Bochtler Matthias
International institute of Molecular and Cell Biology in Warsaw, Warsaw, Poland.
Institute of Biochemistry and Biophysics, Warsaw, Poland.
Bioessays. 2025 Jan;47(1):e2400155. doi: 10.1002/bies.202400155. Epub 2024 Oct 15.
The performance of deep Neural Networks (NNs) in the text (ChatGPT) and image (DALL-E2) domains has attracted worldwide attention. Convolutional NNs (CNNs), Large Language Models (LLMs), Denoising Diffusion Probabilistic Models (DDPMs)/Noise Conditional Score Networks (NCSNs), and Graph NNs (GNNs) have impacted computer vision, language editing and translation, automated conversation, image generation, and social network management. Proteins can be viewed as texts written with the alphabet of amino acids, as images, or as graphs of interacting residues. Each of these perspectives suggests the use of tools from a different area of deep learning for protein structural biology. Here, I review how CNNs, LLMs, DDPMs/NCSNs, and GNNs have led to major advances in protein structure prediction, inverse folding, protein design, and small molecule design. This review is primarily intended as a deep learning primer for practicing experimental structural biologists. However, extensive references to the deep learning literature should also make it relevant to readers who have a background in machine learning, physics or statistics, and an interest in protein structural biology.

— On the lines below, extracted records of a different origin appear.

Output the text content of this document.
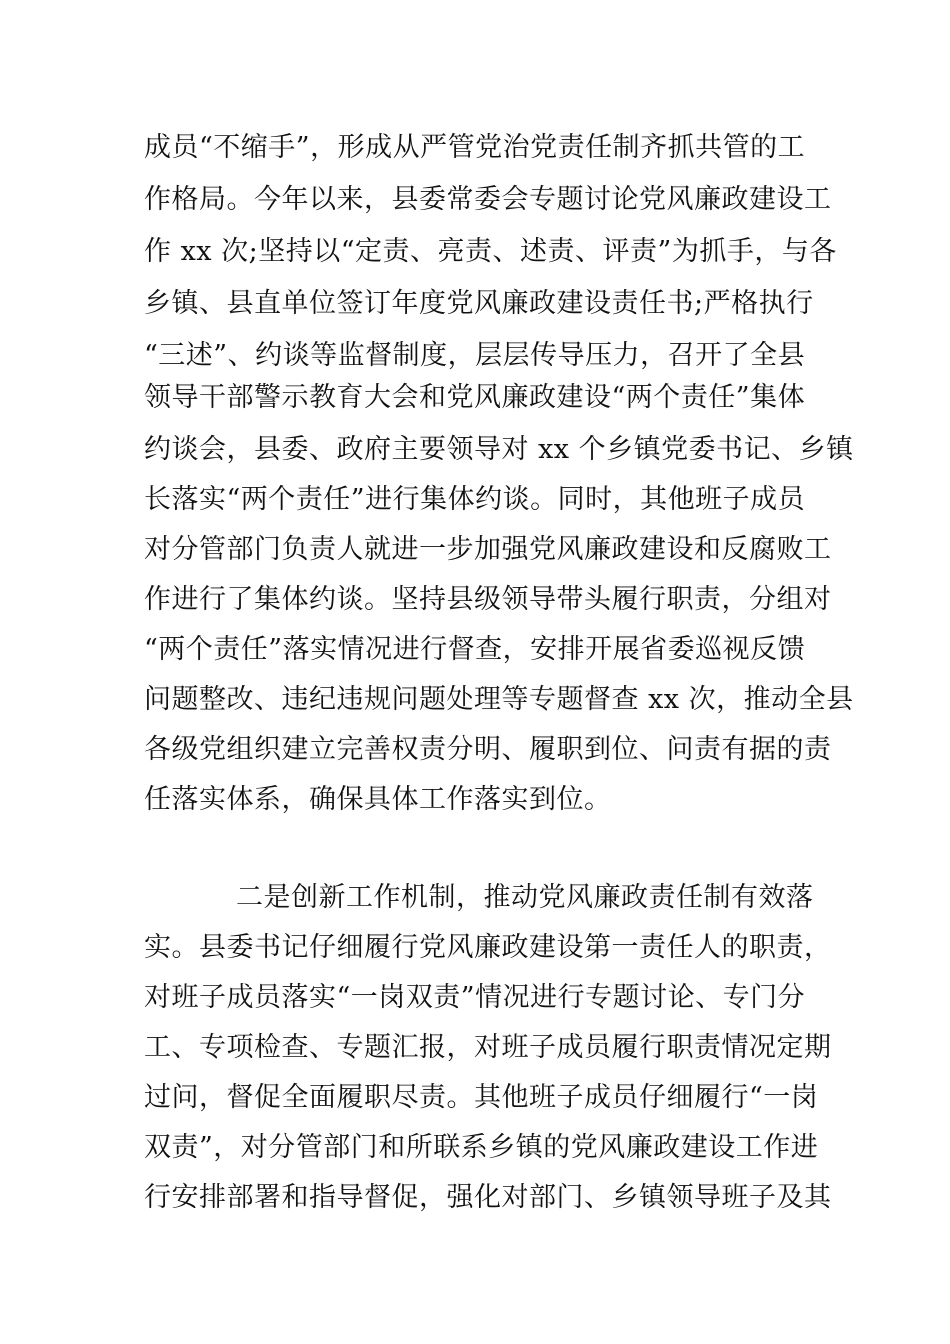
成员“不缩手”，形成从严管党治党责任制齐抓共管的工
作格局。今年以来，县委常委会专题讨论党风廉政建设工
作 xx 次;坚持以“定责、亮责、述责、评责”为抓手，与各
乡镇、县直单位签订年度党风廉政建设责任书;严格执行
“三述”、约谈等监督制度，层层传导压力，召开了全县
领导干部警示教育大会和党风廉政建设“两个责任”集体
约谈会，县委、政府主要领导对 xx 个乡镇党委书记、乡镇
长落实“两个责任”进行集体约谈。同时，其他班子成员
对分管部门负责人就进一步加强党风廉政建设和反腐败工
作进行了集体约谈。坚持县级领导带头履行职责，分组对
“两个责任”落实情况进行督查，安排开展省委巡视反馈
问题整改、违纪违规问题处理等专题督查 xx 次，推动全县
各级党组织建立完善权责分明、履职到位、问责有据的责
任落实体系，确保具体工作落实到位。
二是创新工作机制，推动党风廉政责任制有效落
实。县委书记仔细履行党风廉政建设第一责任人的职责，
对班子成员落实“一岗双责”情况进行专题讨论、专门分
工、专项检查、专题汇报，对班子成员履行职责情况定期
过问，督促全面履职尽责。其他班子成员仔细履行“一岗
双责”，对分管部门和所联系乡镇的党风廉政建设工作进
行安排部署和指导督促，强化对部门、乡镇领导班子及其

深度神经网络(NNs)在文本(ChatGPT)和图像(DALL-E2)领域的表现已引起全球关注。卷积神经网络(CNNs)、大语言模型(LLMs)、去噪扩散概率模型(DDPMs)/噪声条件得分网络(NCSNs)和图神经网络(GNNs)已经对计算机视觉、语言编辑与翻译、自动对话、图像生成以及社交网络管理产生了影响。蛋白质可以被看作是由氨基酸字母表书写而成的文本、图像,或者是相互作用残基的图。这些观点中的每一个都表明可以将深度学习不同领域的工具用于蛋白质结构生物学。在此,我回顾卷积神经网络、大语言模型、去噪扩散概率模型/噪声条件得分网络和图神经网络如何在蛋白质结构预测、反向折叠、蛋白质设计和小分子设计方面带来了重大进展。这篇综述主要是为从事实验结构生物学的人员提供深度学习入门知识。然而,对深度学习文献的广泛引用也应使其对具有机器学习、物理或统计学背景且对蛋白质结构生物学感兴趣的读者具有参考价值。